Guest blog by Pravin Khemani, MD, Swedish Neuroscience Specialists – Movement Disorders
I recently conducted a telemedicine appointment for a patient living with a movement disorder. I’ve been doing more of these lately. As the video feed began, the camera appeared shaky, and I had trouble understanding the patient’s garbled voice. I saw trees in the background, children playing ball and it seemed that the patient was taking a walk in the park while conducting his appointment!
The COVID-19 pandemic has propelled adoption of telemedicine at an exponential rate. Due to necessity, restrictions on permitted technologies and locations for conducting virtual visits have been lifted to keep our health system functioning and continue care for patients while reducing onsite visits and maintaining recommended physical distancing. Beyond the current crisis, the benefits to telemedicine are numerous and far reaching. This technology holds potential to eliminate or drastically reduce patient travel time, address rural healthcare shortages and reduce clinical practice overhead.
However, my patient’s attempt to conduct his appointment while taking a leisurely stroll demonstrates a misconception I frequently experience- these appointments are similar to ‘FaceTiming’ with friends and family. A telehealth appointment is not a casual social visit and it needs to replicate the professionalism and accuracy of in-person appointments.
A recent poll report from Sage Growth Partners found 31% of U.S. physicians experience difficulties in establishing the same rapport virtually as they would with an in-person visit. Below I have outlined several key strategies and considerations as we advance telemedicine to a permanent fixture within the healthcare system that will empower physicians to enhance their “webside” manner and deliver the same level of care to patients.

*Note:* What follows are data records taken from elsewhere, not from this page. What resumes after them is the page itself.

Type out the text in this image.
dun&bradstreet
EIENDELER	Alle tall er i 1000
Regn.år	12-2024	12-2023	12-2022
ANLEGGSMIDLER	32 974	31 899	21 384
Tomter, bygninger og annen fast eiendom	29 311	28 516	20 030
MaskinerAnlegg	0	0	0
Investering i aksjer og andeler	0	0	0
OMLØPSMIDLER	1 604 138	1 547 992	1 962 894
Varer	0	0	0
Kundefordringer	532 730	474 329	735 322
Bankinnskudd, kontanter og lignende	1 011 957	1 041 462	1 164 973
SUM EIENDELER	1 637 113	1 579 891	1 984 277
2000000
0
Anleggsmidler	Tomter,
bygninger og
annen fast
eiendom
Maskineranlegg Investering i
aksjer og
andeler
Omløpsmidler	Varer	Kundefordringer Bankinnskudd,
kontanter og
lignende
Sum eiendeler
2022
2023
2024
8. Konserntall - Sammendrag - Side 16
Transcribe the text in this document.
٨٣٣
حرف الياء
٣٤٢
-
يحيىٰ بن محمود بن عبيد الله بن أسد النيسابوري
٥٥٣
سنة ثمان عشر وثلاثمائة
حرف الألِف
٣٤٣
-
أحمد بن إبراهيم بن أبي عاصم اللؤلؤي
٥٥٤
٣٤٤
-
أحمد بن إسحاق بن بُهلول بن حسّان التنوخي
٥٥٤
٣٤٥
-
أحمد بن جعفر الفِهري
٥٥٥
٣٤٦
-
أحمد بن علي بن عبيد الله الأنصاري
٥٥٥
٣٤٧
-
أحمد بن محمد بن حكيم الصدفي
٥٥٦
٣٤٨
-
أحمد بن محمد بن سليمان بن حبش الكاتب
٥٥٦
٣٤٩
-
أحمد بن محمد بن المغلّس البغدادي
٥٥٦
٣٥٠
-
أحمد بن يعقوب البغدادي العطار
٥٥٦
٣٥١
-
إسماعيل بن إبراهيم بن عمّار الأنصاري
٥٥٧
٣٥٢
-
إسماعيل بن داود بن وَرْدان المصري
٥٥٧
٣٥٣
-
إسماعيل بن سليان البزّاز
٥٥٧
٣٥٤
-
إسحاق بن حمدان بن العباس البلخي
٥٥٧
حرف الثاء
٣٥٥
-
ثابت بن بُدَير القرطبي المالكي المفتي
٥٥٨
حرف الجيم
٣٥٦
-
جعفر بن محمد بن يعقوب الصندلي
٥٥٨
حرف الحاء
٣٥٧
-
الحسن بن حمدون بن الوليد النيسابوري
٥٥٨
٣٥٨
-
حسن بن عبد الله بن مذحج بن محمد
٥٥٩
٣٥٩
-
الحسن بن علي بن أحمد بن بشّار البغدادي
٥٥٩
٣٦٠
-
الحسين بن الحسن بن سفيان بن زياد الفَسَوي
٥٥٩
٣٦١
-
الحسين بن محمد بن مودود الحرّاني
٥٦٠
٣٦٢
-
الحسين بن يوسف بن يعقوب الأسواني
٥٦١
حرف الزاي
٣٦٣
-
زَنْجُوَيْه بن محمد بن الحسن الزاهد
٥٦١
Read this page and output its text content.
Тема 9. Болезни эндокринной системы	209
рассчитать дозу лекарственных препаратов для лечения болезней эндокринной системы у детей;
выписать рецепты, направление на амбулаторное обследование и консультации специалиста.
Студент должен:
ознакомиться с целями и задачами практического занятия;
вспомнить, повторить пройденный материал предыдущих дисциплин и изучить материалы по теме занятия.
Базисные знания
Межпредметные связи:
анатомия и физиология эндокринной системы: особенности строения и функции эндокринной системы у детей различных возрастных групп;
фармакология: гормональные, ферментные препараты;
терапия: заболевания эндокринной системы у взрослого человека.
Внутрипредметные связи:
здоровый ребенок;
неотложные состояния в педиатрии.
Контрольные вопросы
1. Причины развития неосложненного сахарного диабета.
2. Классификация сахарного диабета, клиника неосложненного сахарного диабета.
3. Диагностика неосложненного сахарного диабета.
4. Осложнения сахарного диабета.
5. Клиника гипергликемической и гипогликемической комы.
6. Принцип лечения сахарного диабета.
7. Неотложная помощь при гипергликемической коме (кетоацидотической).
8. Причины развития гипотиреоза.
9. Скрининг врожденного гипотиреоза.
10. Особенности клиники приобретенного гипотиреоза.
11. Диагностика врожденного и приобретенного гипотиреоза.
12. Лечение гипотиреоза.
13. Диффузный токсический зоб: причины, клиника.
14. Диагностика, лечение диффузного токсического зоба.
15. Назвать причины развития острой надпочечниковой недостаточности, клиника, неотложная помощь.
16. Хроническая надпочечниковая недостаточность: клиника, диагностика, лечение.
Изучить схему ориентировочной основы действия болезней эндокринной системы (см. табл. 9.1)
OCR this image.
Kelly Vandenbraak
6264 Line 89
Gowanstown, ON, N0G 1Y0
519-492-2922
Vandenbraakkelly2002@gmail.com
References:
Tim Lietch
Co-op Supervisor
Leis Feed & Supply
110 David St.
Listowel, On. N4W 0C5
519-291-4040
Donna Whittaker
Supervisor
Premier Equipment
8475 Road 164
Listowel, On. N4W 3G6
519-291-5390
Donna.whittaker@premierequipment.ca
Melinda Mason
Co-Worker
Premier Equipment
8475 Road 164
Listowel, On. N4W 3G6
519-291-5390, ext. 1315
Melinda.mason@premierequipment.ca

Address Patient Aptitude: Prior to each appointment, my assistant has a preparatory call with the patient to ensure that they have internet access and explain the use of the technology to try and minimize technical difficulties. I have also started sending letters to patients with upcoming appointments about telemedicine etiquette including conducting the appointment in a well-lit and quiet area with the device secured on a stable surface showing as much of the face and body as possible. I begin every telemedicine appointment by sharing my screen, where I’ve boldly bulleted out instructions for patients, accompanied by relevant icons:
To make the appointment as seamless as possible, it is key to offer clear and concise instructions that can be understood visually, accounting for potential audio issues.
While telemedicine has immense timesaving potential, both patients and physicians are challenged if the duration and comprehensibility of their appointment is hampered by unfamiliarity with technology. Making telemedicine user-appropriate at both the patients’ and the providers’ ends is vital to ensuring patients receive the same quality of care that an in-person visit provides.
Provide Technical Support: A big takeaway from my experience using telemedicine during the pandemic is that healthcare systems should provide similar IT support and infrastructure to physicians and patients.
My colleagues and I have had to take on a new role as tech support, troubleshooting issues that arise as much of our caseload has gone virtual with little chance for preparation, training or support. However, running a successful telemedicine system requires specialized skills, which hospital administration should support in order to progress this technology from a contingency measure to a standard of care. This means consulting engineers to design and implement telehealth systems that function consistently and smoothly, as well as employing technical support to address day-to-day problems.
Understand Telemedicine Limitations: While physicians can successfully translate many aspects of an in-person appointment into tests that can be performed virtually, telemedicine is not a “one size fits all” solution. Telemedicine is ideal for follow up visits with patients who are already under my care. This allows me to monitor their progress over video. For initial diagnosis, specifically of movement disorders, a face-to-face appointment is irreplaceable.
For example, there are numerous different types of tremor, including Essential Tremor, that I must consider when evaluating a patient with tremors. This diagnosis is dependent on examination maneuvers that accurately assess tremor amplitude, frequency, exacerbating and relieving factors, and identify neurological diseases that cause tremors. If the connection is choppy, or the camera is shaky, or the patient is not able to position the camera optimally for an examination, it is near impossible to examine the patient and make an accurate diagnosis. In several cases, the telemedicine appointment is a means to an end – an opportunity to implement care until the patient can come in for an in-patient appointment. While telemedicine is a powerful tool, understanding that this technology cannot replace an in-person visit in every situation is essential to ensuring that patients receive adequate care.
Wait for the Data: Medicine is never just about immediate results—we continue to collect data for years after initial treatments to evaluate long-term safety and efficacy. In the case of telemedicine, especially with movement disorders, we’re in uncharted territory, with virtual appointments never before having been conducted at this scale. The technical chasm between patients and providers, mostly a result of technological inequities and most evident in rural, underserved and poorer communities, must be bridged for telemedicine to work as effectively as in-person care.
Ultimately, we may have to examine the long-term accuracy of virtual exams and compare this data to the gold standard of in-person visits. While we want to be early and eager adapters of telehealth, we cannot sacrifice the fidelity of an in-clinic neurological examination at the altar of virtual care. Telehealth in neurology is here to stay but it requires the same level of scrutiny and rigor as in-person visits for health care outcomes to be optimum.